Vitamin D Promotes Adiposity But Improves Associated Metabolic Derangements In An Obese Rat Model

Abstract Background Obesity is a worldwide problem and is a major risk factor for chronic diseases. The relation between obesity and vitamin D is not completely understood. Obesity is associated with vitamin D insufficiency. Some studies claim that vitamin D may reduce lipogenesis and others claim that vitamin D can promote adipogenesis. Aim of the study This study was planned to evaluate the effect of alteration in vitamin D level on body weight and adipose tissue metabolism in an obese rat model. Methods 32 Female Albino-rats were randomly allocated into: control group (C, n = 8), fed on control diet containing 1000 IU vitamin D/kg diet, and a high caloric diet group (HCD, n = 32). The HCD group was further subdivided into 3 groups according to the vitamin D dose into: standard vitamin D dose group (HCD+SVD) containing 1000 IU vitamin D/kg diet, low vitamin D dose group (HCD+LVD) containing 25 IU vitamin D/kg diet and high vitamin D dose group (HCD+HVD) containing 5169 IU vitamin D/kg diet. Body mass index, serum vitamin D, glucose, lipid profile, TNF-α and adipose tissue UCP-1 were measured. Different fat depots were weighed and histopathologically assessed. Results HCD+HVD group showed a significant increase in the final body mass index and in the different fat depot weights compared to all groups.

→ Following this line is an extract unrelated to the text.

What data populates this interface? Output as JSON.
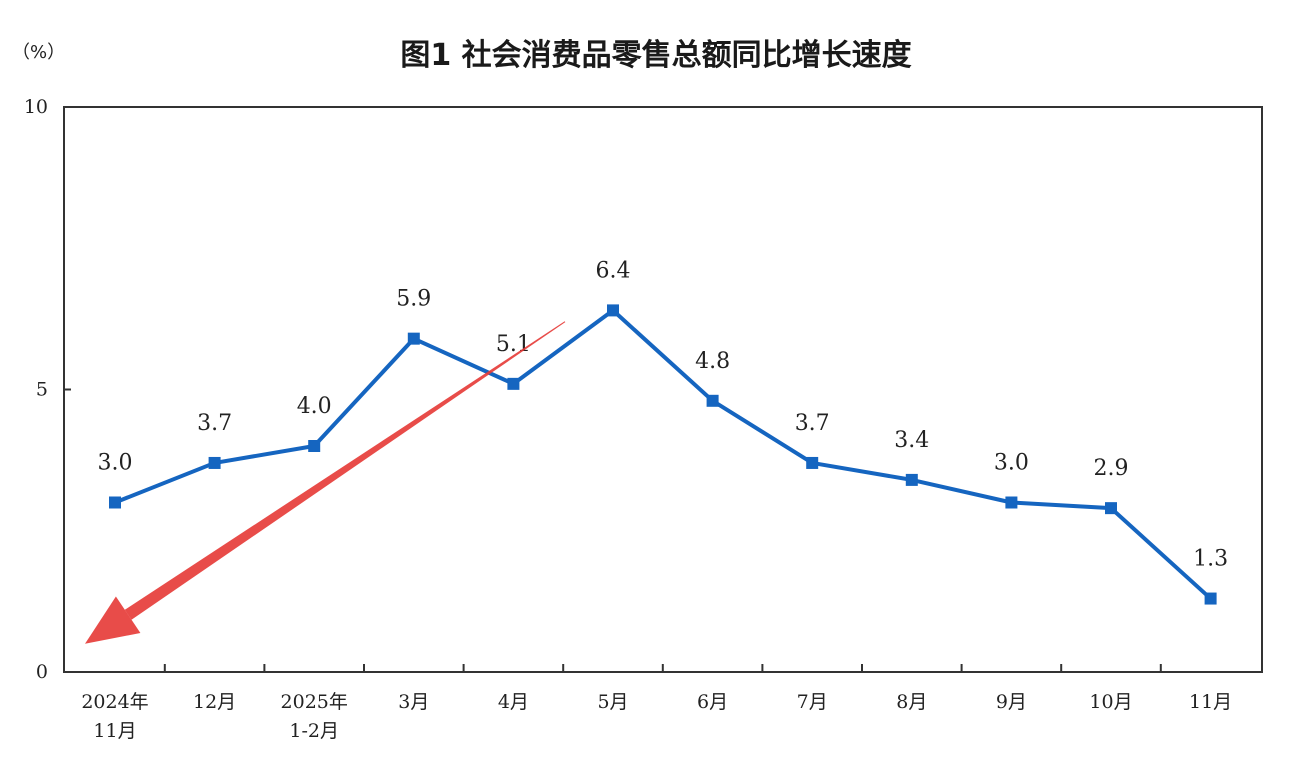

Compared to the HCD+SVD group, the HCD+HVD group showed significantly lower serum total cholesterol and LDL-c levels, while it showed a non-significant change in serum glucose, TNF-α and visceral adipose tissue UCP-1. A significant negative correlation was found between serum 25(OH)D and visceral adipose tissue UCP-1. HCD+LVD showed the highest visceral adipose tissue UCP-1 compared to all groups. Conclusion Vitamin D promoted adiposity and decreased visceral adipose tissue UCP-1 but improved the associated derangements in lipid profile.